L’Épargne Des Français Officiellement Mobilisée Pour Le Nucléaire
La décision est tombée le 12 mars lors du conseil de politique nucléaire organisé sur le chantier de Penly, en Seine-Maritime. En présence d’Emmanuel Macron, l’Élysée a officialisé une annonce majeure : l’épargne placée sur le Livret A financera directement le programme de nouveaux réacteurs nucléaires EPR2. Concrètement, un prêt bonifié accordé par l’État couvrira environ 60 % du montant total du projet, soit une part considérable d’un budget estimé à 72,8 milliards d’euros.
Ce prêt sera alimenté par le fonds d’épargne géré par la Caisse des dépôts, structure qui centralise une partie importante de l’argent déposé par les Français sur leur Livret A. Résultat : chaque épargnant contribuera indirectement, sans le savoir nécessairement, à la construction des futures centrales nucléaires françaises. Cette mobilisation massive de l’épargne populaire pour un projet industriel d’une telle envergure marque un tournant dans l’utilisation des fonds collectés via ce placement garanti par l’État.
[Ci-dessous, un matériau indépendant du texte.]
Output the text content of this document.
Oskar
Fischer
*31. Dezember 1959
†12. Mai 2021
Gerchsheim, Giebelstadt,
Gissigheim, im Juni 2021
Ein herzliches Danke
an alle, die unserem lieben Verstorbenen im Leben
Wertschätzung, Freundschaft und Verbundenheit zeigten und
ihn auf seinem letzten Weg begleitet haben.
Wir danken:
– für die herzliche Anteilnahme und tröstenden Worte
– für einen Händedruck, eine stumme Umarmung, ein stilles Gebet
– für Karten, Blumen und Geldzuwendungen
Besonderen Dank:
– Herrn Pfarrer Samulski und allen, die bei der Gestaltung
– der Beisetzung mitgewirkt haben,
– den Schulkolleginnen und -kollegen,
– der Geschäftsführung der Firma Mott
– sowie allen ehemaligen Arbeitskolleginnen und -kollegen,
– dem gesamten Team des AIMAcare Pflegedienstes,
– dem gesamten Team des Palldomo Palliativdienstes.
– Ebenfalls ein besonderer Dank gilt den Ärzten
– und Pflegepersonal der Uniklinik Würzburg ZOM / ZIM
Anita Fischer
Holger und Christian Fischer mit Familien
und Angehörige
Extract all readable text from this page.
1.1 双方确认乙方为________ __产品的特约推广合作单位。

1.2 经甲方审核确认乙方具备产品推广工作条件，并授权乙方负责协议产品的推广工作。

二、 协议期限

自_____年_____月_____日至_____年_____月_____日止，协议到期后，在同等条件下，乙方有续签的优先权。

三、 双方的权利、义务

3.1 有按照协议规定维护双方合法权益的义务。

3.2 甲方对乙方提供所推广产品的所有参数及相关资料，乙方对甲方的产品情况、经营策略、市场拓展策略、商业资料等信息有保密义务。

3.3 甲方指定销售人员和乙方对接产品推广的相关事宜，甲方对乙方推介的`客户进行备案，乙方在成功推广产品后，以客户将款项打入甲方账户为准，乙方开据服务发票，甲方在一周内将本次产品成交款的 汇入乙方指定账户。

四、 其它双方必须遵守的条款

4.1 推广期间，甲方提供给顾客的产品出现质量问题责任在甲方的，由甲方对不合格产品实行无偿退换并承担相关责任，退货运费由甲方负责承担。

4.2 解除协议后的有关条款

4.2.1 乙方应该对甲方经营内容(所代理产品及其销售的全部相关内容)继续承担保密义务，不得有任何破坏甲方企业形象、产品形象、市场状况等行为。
Le mécanisme est simple mais rarement explicité aux épargnants. Le Livret A ne dort pas dans un coffre-fort : il finance traditionnellement le logement social, mais cette fois, il servira à ériger six nouveaux réacteurs nucléaires sur le territoire. Une orientation stratégique qui lie désormais l’épargne des ménages français à l’avenir énergétique du pays pour les décennies à venir.

EPR2 : Un Programme Colossal De Six Réacteurs À 72,8 Milliards
Derrière cette mobilisation financière se dessine un projet industriel d’une ampleur inédite. Le programme EPR2 prévoit la construction de six nouveaux réacteurs nucléaires de forte puissance, répartis sur trois sites stratégiques du territoire français. Deux réacteurs sortiront de terre à Penly, en Seine-Maritime, là même où s’est tenu le conseil de politique nucléaire. Deux autres verront le jour à Gravelines, dans le Nord, tandis que les deux derniers seront implantés sur le site du Bugey, dans l’Ain.
Le budget global atteint des proportions considérables : 72,8 milliards d’euros selon les estimations officielles présentées lors de la réunion du 12 mars. Pour garantir la crédibilité du projet, un audit complet a été réalisé, examinant à la fois les coûts prévisionnels et le calendrier de réalisation. EDF s’est formellement engagé à respecter ces objectifs financiers et à maintenir le cap fixé, malgré les défis techniques et logistiques que représente un tel chantier.